Russian MPs back law targeting foreign media: Agencies

Cheryl Sanders
November 15, 2017

Moscow vowed to act swiftly in response to what it claims is a clampdown on Russian media in the U.S.

Russian lawmakers submitted legal amendments Tuesday that would allow the government to register global media outlets as foreign agents, a retaliatory move to a demand the US made to a Russian TV channel.

In the USA, outlets designated as foreign agents must file reports with the Justice Department regarding their funding and organization, as well as regular updates on their activities.

"Any encroachment on the freedom of Russian media overseas is not and won't be left without a strong condemnation and a tit-for-tat response of Moscow", Peskov said, adding that the law will enable Russia to give a timely response.

Vyacheslav Volodin

Members of parliament have given contradictory statements on whether the law could apply to commercial TV network CNN.

Once the amendments are passed, the "foreign agents law" will also apply to all foreign media working in Russia, as well as Russian news publications funded or in any way financially assisted from overseas.

The screen shows the results of vote on the amendments to the Russia's Law on Media in the 3rd (final) reading during a plenary session of the Russian State Duma on November 15. "Every time, Russian Federation is going to take hard response measures".

The bill will go to the upper house and then to President Vladimir Putin for signing.

Tolstoy told parliament the amendments would not be automatically enforced, but would be selectively applied by the justice ministry.

Previously, the US Justice Department ordered Russia's foreign broadcaster RT, formerly Russia Today, and the Sputnik news agency to register as agents of a foreign government.
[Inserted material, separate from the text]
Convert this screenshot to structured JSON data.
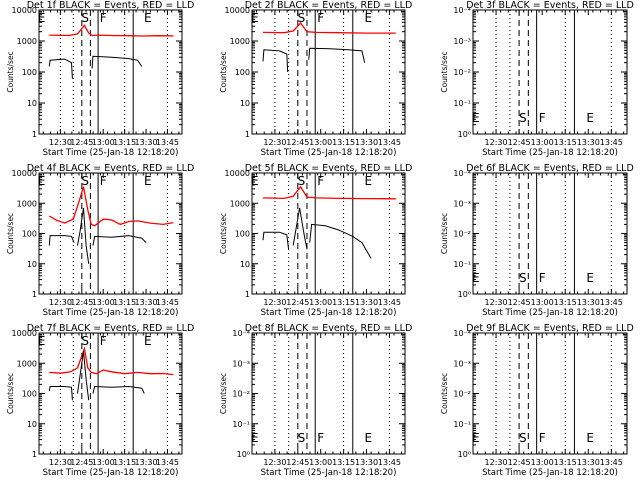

Amnesty International said the bill was an attack on media freedom.

Putin's spokesman Dmitry Peskov said the legislation will provide the necessary framework for the government to retaliate to any foreign action against the Russian media.

A Russian law adopted in 2012 forces NGOs that have worldwide funding and whose activities are deemed "political" to undergo intensive scrutiny of their finances and staffing and label themselves as "foreign agents" on paperwork and statements.

The new bill expands the scope of the 2013 so-called foreign agents law which primarily targeted NGOs, forcing several of the most reputable to close and many more to curtail their work.

The Moscow-based broadcaster has become a focus of the investigations into alleged Russian interference in the 2016 U.S. presidential election.